Historic district in Colorado, United States

The Estabrook Historic District, southeast of Bailey, Colorado, is a 272 acre historic district which was listed on the National Register of Historic Places in 1980.

It was deemedsignificant for its association with the Denver South Park & Pacific Railway and the tourist industry that developed at some points along the line. The District is also significant for its architectural features, notably the excellent examples of the rustic style seen in the Rocky Mountains, and for its association with some of the state's most important pioneers.
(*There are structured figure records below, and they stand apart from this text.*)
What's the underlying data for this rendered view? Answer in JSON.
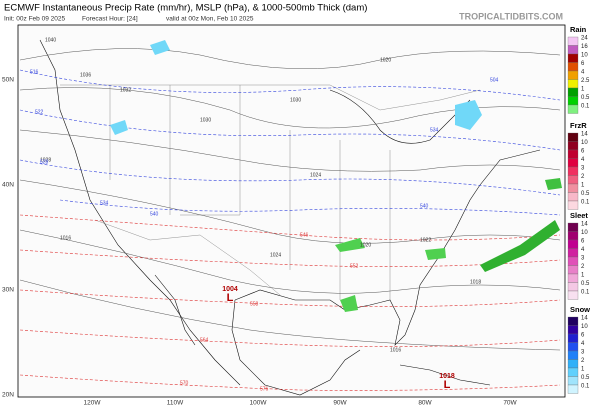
{
  "header": {
    "title": "ECMWF Instantaneous Precip Rate (mm/hr), MSLP (hPa), & 1000-500mb Thick (dam)",
    "init": "Init: 00z Feb 09 2025",
    "forecast_hour": "Forecast Hour: [24]",
    "valid": "valid at 00z Mon, Feb 10 2025",
    "site": "TROPICALTIDBITS.COM"
  },
  "map": {
    "lat_labels": [
      "50N",
      "40N",
      "30N",
      "20N"
    ],
    "lon_labels": [
      "120W",
      "110W",
      "100W",
      "90W",
      "80W",
      "70W"
    ],
    "isobar_labels": [
      "1040",
      "1036",
      "1032",
      "1030",
      "1028",
      "1024",
      "1020",
      "1016",
      "1022",
      "1018",
      "1024",
      "1030",
      "1020",
      "1016"
    ],
    "thickness_labels": [
      "516",
      "522",
      "528",
      "534",
      "540",
      "546",
      "552",
      "558",
      "564",
      "570",
      "576",
      "504",
      "534",
      "540"
    ],
    "lows": [
      {
        "symbol": "L",
        "value": "1004"
      },
      {
        "symbol": "L",
        "value": "1018"
      }
    ]
  },
  "legend": [
    {
      "title": "Rain",
      "ticks": [
        "24",
        "16",
        "10",
        "6",
        "4",
        "2.5",
        "1",
        "0.5",
        "0.1"
      ],
      "colors": [
        "#f3c6f3",
        "#c05cc0",
        "#a00000",
        "#e05000",
        "#f0a000",
        "#f0f000",
        "#00a000",
        "#00d000",
        "#80f080"
      ]
    },
    {
      "title": "FrzR",
      "ticks": [
        "14",
        "10",
        "6",
        "4",
        "3",
        "2",
        "1",
        "0.5",
        "0.1"
      ],
      "colors": [
        "#600010",
        "#900020",
        "#c00030",
        "#e00040",
        "#f03060",
        "#f06080",
        "#f090a0",
        "#f8b8c8",
        "#fcd8e0"
      ]
    },
    {
      "title": "Sleet",
      "ticks": [
        "14",
        "10",
        "6",
        "4",
        "3",
        "2",
        "1",
        "0.5",
        "0.1"
      ],
      "colors": [
        "#700050",
        "#a00070",
        "#c00090",
        "#d020a0",
        "#e050b8",
        "#e880c8",
        "#f0a8d8",
        "#f4c8e4",
        "#f8e0f0"
      ]
    },
    {
      "title": "Snow",
      "ticks": [
        "14",
        "10",
        "6",
        "4",
        "3",
        "2",
        "1",
        "0.5",
        "0.1"
      ],
      "colors": [
        "#200060",
        "#3000a0",
        "#2020d0",
        "#2050f0",
        "#2080f8",
        "#30b0f8",
        "#60d0fc",
        "#a0e4fc",
        "#d0f4ff"
      ]
    }
  ]
}
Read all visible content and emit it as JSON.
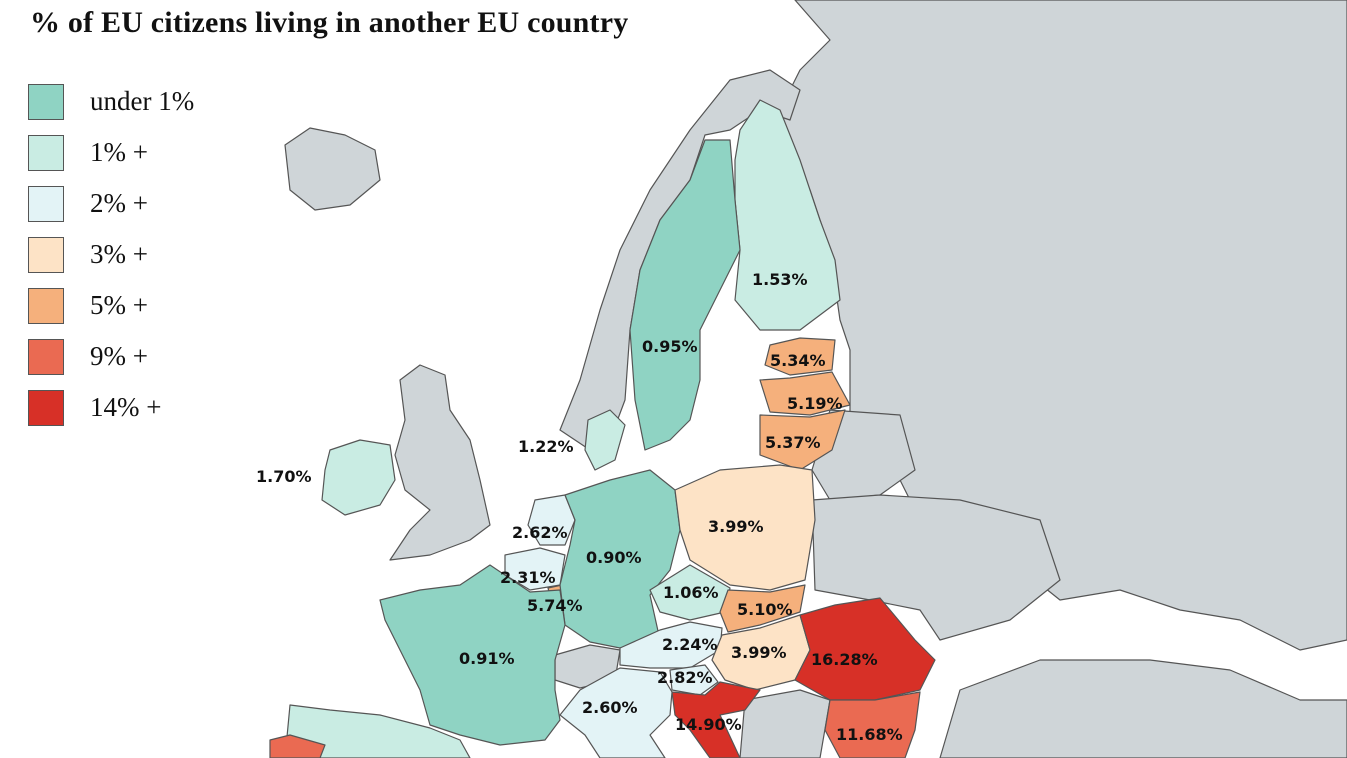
{
  "title": "% of EU citizens living in another EU country",
  "colors": {
    "sea": "#ffffff",
    "non_eu": "#cfd5d8",
    "border": "#555555"
  },
  "legend": [
    {
      "label": "under 1%",
      "color": "#8fd3c3"
    },
    {
      "label": "1% +",
      "color": "#c9ece3"
    },
    {
      "label": "2% +",
      "color": "#e3f3f6"
    },
    {
      "label": "3% +",
      "color": "#fde3c6"
    },
    {
      "label": "5% +",
      "color": "#f5b07c"
    },
    {
      "label": "9% +",
      "color": "#ea6a52"
    },
    {
      "label": "14% +",
      "color": "#d73027"
    }
  ],
  "countries": {
    "finland": {
      "value": "1.53%",
      "class": 1
    },
    "sweden": {
      "value": "0.95%",
      "class": 0
    },
    "denmark": {
      "value": "1.22%",
      "class": 1
    },
    "estonia": {
      "value": "5.34%",
      "class": 4
    },
    "latvia": {
      "value": "5.19%",
      "class": 4
    },
    "lithuania": {
      "value": "5.37%",
      "class": 4
    },
    "ireland": {
      "value": "1.70%",
      "class": 1
    },
    "netherlands": {
      "value": "2.62%",
      "class": 2
    },
    "belgium": {
      "value": "2.31%",
      "class": 2
    },
    "luxembourg": {
      "value": "5.74%",
      "class": 4
    },
    "germany": {
      "value": "0.90%",
      "class": 0
    },
    "poland": {
      "value": "3.99%",
      "class": 3
    },
    "czechia": {
      "value": "1.06%",
      "class": 1
    },
    "slovakia": {
      "value": "5.10%",
      "class": 4
    },
    "austria": {
      "value": "2.24%",
      "class": 2
    },
    "hungary": {
      "value": "3.99%",
      "class": 3
    },
    "slovenia": {
      "value": "2.82%",
      "class": 2
    },
    "romania": {
      "value": "16.28%",
      "class": 6
    },
    "bulgaria": {
      "value": "11.68%",
      "class": 5
    },
    "croatia": {
      "value": "14.90%",
      "class": 6
    },
    "italy": {
      "value": "2.60%",
      "class": 2
    },
    "france": {
      "value": "0.91%",
      "class": 0
    },
    "portugal": {
      "value": "",
      "class": 5
    },
    "spain": {
      "value": "",
      "class": 1
    }
  }
}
It is a former community on the North Fork of the South Platte River which has rustic stone and wood buildings and structures, including ice houses, barns and other outbuildings, which was at the Estabrook stop of the Denver South Park & Pacific Railway. It includes a small railroad bridge which is believed to be the only surviving original bridge of that railway. It is entirely privately owned property, although nearly surrounded by the Pike National Forest.

The district included ten contributing buildings and a contributing structure on 272 acre.